Почему, спросила она себя позже, блуждая одна, бесцельно, не обращая внимания ни на красоты природы, ни на других отдыхающих, прогуливавшихся по тропинкам и дорожкам. Почему я отказалась? Чего боюсь, думала она, сгибая длинную ветку, которую нашла у дороги. От чего бегу? От жизни? Потому что жизнь — не поэзия?
Буду бродить так до вечера, подумала она. А вечером…
Вечером у меня действительно разболится голова. Уже чувствую боль. Недоброе со мной творится. Что-то очень недоброе.

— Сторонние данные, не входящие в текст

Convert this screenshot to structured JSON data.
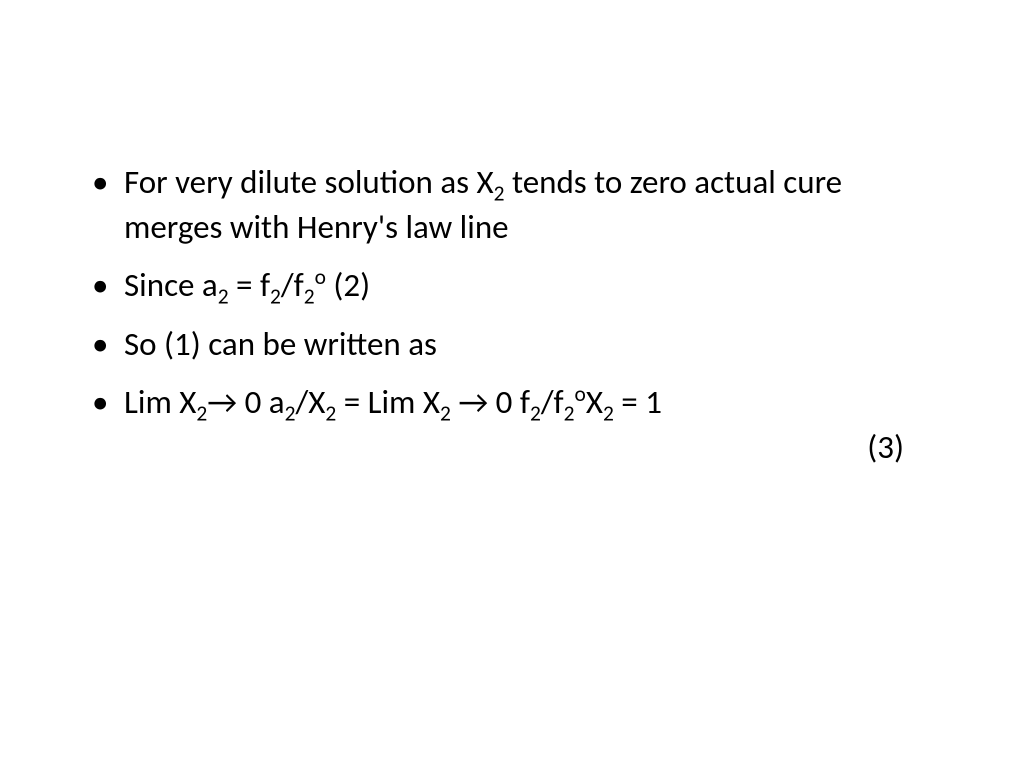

Малыш, которого мать насильно оттащила от киоска, полного яркого сувенирного великолепия, посмотрел на проходящую мимо Монику и расплакался — пронзительно, резко, безудержно.
Она этого не заметила.
Чего я страшусь, думала она. Разочарования? А разве то, что со мной сейчас творится, не разочарование? Что я почувствую, если сегодня вечером спрячусь, запрусь от него на ключ? Осуществившаяся любовь, о которой поет женщина Вальтера фон Фогельвейде, может, и правда есть в этом смысл? И может, он кроется не в слове «любовь», а в слове «осуществление»? Может, и правда назавтра, подумала она, еще сильнее выгибая ветку, может, и правда назавтра я смогла бы гордо оглядеться по сторонам и прокричать: смотрите все, смотрите, о, как алеют мои уста!